Syslog is enabled, how do i disable this cia CLI?

get conf | inc syslog
set syslog config "10.x.x.x"
set syslog config "10.x.x.x" facilities local0 local0
set syslog config "10.x.x.x" log traffic
unset syslog config "10.x.x.x" log event
set syslog enable

Sockets:
get socket
 Socket  Type   State      Remote IP         Port    Local IP         Port
      0  tcp     close      46.137.185.205   49296    81.x.x.x     2022
      1  tcp4/6  listen     ::                   0    ::               4443
      2  tcp4/6  listen     ::                   0    ::                 23
      4  tcp4/6  listen     ::                   0    ::               2022
     55  tcp     open       195.238.5.128       25    81.x.x.x    62262
     56  tcp     close      91.226.164.53    64860    77.x.x.x.     8080
     68  tcp     close      10.x.x.x         1471    10.x.x.x         23
    112  tcp     open       192.168.x.x   51972    10.x.x.254         23
    114  tcp     close      10.x.x.x         1440    10.x.x.254       2022
    118  tcp4/6  listen     ::                   0    ::               8080
    124  tcp     open       10.x.x.x         3802    10.x.x.254       8080
    256  udp     open       0.0.0.0              0    0.0.0.0             0
    257  udp     open       0.0.0.0              0    0.0.0.0             0
    258  udp     open       0.0.0.0              0    0.0.0.0             0
    259  udp4/6  open       ::                   0    ::                500
    260  udp4/6  open       ::                   0    ::               4500
    261  udp4/6  open       ::                   0    ::                500
    262  udp4/6  open       ::                   0    ::               4500
    263  udp4/6  open       ::                   0    ::                123
    264  udp     open       0.0.0.0              0    0.0.0.0           161
    266  udp     open       0.0.0.0              0    0.0.0.0             0
    267  udp     open       0.0.0.0              0    0.0.0.0             0
    269  udp     open       0.0.0.0              0    0.0.0.0             0

Raw IP sockets:
 Socket  Type   Remote IP         Local IP         Protocol
    512  raw     0.0.0.0           0.0.0.0          01h
    514  raw     0.0.0.0           0.0.0.0          01h

Raw packet sockets:
 Socket  Type   Remote Mac    Local Mac    Protocol
    513  eth     000000000000  000000000000 0806h

It seems sockets stay open.

Can i somehow force this closed?

I see from the syslog config that you have not enabled TCP as transsport protocol, so that is fine.

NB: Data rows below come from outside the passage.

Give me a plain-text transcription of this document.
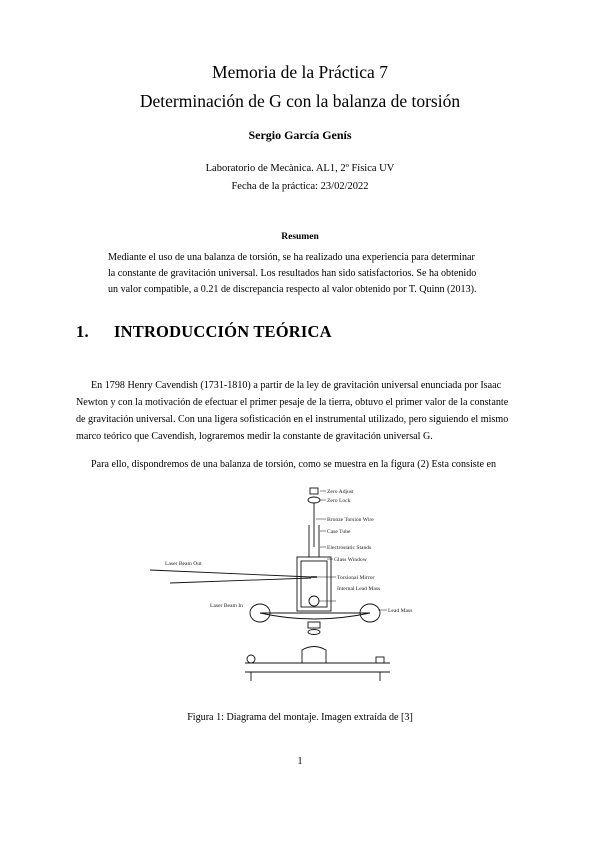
Memoria de la Práctica 7
Determinación de G con la balanza de torsión
Sergio García Genís
Laboratorio de Mecànica. AL1, 2º Física UV
Fecha de la práctica: 23/02/2022
Resumen
Mediante el uso de una balanza de torsión, se ha realizado una experiencia para determinar
la constante de gravitación universal. Los resultados han sido satisfactorios. Se ha obtenido
un valor compatible, a 0.21 de discrepancia respecto al valor obtenido por T. Quinn (2013).
1. INTRODUCCIÓN TEÓRICA
En 1798 Henry Cavendish (1731-1810) a partir de la ley de gravitación universal enunciada por Isaac
Newton y con la motivación de efectuar el primer pesaje de la tierra, obtuvo el primer valor de la constante
de gravitación universal. Con una ligera sofisticación en el instrumental utilizado, pero siguiendo el mismo
marco teórico que Cavendish, lograremos medir la constante de gravitación universal G.
Para ello, dispondremos de una balanza de torsión, como se muestra en la figura (2) Esta consiste en
Zero Adjust
Zero Lock
Bronze Torsion Wire
Case Tube
Electrostatic Stands
Glass Window
Torsional Mirror
Internal Lead Mass
Laser Beam Out
Laser Beam In
Lead Mass
Figura 1: Diagrama del montaje. Imagen extraída de [3]
1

Have you taken this socket output at the time of issue ?

You can clear the sockets by the following command :

clear socket id <>

Yes the socket list is current and the problem is still present.

If i try to clear socket id 0 the command is accepted but the socket remains in the list.

Same for 56,68,114

If I change the SSH port to a different value, the socket remains the same with the old port number.

clearing socket ID 55 (SMTP VIP) was the solution.

Very strange.

Thanks for pointing me in the right direction.

edit: We have also disabled SNMP for now, since that was put in use recently.

SNMP still disabled, but has happend 2 more times since.

Could this be a firmware bug?

Will try to update the firmware when possible.

Hi,

Can you still ping the firewall when you can't log in?

Anything in the alarm event log when you log in with the console? get alarm event or get event that give you and indication what is happening?

Did this issue ever get resolved?  This exact issue has shown up on most of my firewalls since 11/5.

The firmware is still 6.2.0r11, the issue went away. I do remeber checking and changing the SMTP VIP and policy.

Sorry I can't be of more help.

I may have found the issue.  We set up a Fluke sniffer on our network but did not set up the community strings on the firewalls. It may be a SNMP issue. We are running older firmware. 6.1.0.r6. This issue has not shown up on any of our older NS-25, NS-50s. One SSG-140 has not had an issue. It is running firmware 6.2.0r5.  I shutdown the Fluke this morning and I'm in the process of resetting several firewalls. I'll know in about a week if this was the problem. We are going to upgrade all of the Firewalls to 6.3.0r12 over the Holidays. Thanks for your help!